On a clear day in February 2013, the turbulent waters off the coast of Mafia Island, one of the islets in the Zanzibar archipelago, had fallen to an unusually low tide. A few nautical miles away, a strange formation poked above sea level. A helicopter whirred overhead.
For years, the “lost city” of Rhapta had baffled scholars, divers, and archaeologists. Dating to roughly 50 A.D., it was originally documented in Ptolemy’s Geography as Africa’s first metropolis—and a trading hub for tortoiseshell and metal weapons. It was one of the wealthiest cities of its time. Yet little has been added to Rhapta’s story since its disappearance more than 1,600 years ago, aside from the vague discovery that its remains were buried somewhere off the coast of Tanzania.

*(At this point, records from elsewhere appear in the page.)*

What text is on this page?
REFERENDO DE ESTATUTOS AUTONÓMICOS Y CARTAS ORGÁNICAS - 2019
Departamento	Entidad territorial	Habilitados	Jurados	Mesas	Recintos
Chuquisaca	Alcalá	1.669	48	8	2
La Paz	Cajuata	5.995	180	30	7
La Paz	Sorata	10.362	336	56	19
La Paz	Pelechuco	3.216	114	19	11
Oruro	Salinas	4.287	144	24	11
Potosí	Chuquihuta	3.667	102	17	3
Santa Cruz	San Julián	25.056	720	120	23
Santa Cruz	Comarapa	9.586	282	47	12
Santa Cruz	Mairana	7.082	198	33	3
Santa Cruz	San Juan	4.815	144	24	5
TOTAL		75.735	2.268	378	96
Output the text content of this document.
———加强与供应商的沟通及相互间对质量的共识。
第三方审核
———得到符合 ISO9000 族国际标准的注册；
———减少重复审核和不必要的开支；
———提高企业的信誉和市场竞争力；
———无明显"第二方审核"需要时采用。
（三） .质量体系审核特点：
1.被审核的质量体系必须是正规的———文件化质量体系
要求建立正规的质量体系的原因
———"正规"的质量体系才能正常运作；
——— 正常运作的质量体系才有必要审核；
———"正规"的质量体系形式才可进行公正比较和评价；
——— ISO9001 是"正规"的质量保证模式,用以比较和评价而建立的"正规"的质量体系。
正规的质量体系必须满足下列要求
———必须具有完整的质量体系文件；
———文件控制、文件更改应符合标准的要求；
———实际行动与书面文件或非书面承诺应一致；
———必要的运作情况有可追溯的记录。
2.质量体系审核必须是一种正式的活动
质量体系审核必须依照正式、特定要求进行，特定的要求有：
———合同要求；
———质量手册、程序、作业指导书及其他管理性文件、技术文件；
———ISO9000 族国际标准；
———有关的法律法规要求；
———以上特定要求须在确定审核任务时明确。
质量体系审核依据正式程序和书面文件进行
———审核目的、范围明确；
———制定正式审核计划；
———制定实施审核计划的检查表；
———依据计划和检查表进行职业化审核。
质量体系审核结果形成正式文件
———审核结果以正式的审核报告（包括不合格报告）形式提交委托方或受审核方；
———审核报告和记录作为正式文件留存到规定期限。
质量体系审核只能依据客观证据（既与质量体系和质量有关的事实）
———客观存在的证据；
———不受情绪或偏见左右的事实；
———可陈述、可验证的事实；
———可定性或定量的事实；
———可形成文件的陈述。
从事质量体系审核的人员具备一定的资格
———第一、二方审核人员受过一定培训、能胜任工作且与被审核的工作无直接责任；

Now there’s reason to believe that the algae-covered formation spotted from the skies in 2013 could be the mysterious sunken city. Pushing the theory is diver Alan Sutton, who documents hidden wreck sites and blue holes online—and who spotted the ruins from the helicopter. His first instinct? To strap on his fins and get a closer look. But the ruins proved difficult to locate, and it took repeat attempts over the course of three years to pinpoint their whereabouts. Finally, over three years later, on March 21 of this year, Sutton struck gold.
Among his finds: walled structures, some still connected to their original fortifications, and pieces of pottery. The cultural artifacts are currently being dated—a process that may confirm or deny whether the ruins could correspond to the lost city of Rhapta—but early signs are pointing toward a possible match.
Adding to the evidence is archaeologist Felix Chami from the University of Dar es Salaam. His work with villagers in nearby Jojo have recently confirmed sightings of “underwater houses” in the vicinity. Members of the Jojo community insist that the sunken city was the work of their Portuguese ancestors, but Chami believes there is a strong possibility that the Portuguese had built on top of someone else’s ruins.
While more official research gets under way, diving enthusiasts and history buffs can explore the site for themselves. To do so, they can head to neighboring Thanda Island—a newly opened, $10,000 per night private island retreat—where guests can take guided dives around the mysterious formations. Unlike research stations associated with most archaeological discoveries of this magnitude, Thanda makes a for a plush base camp. Among other things, the five-bedroom villa is stocked with its own spa, cigar humidor, copper bath tubs, and a glass-walled pool.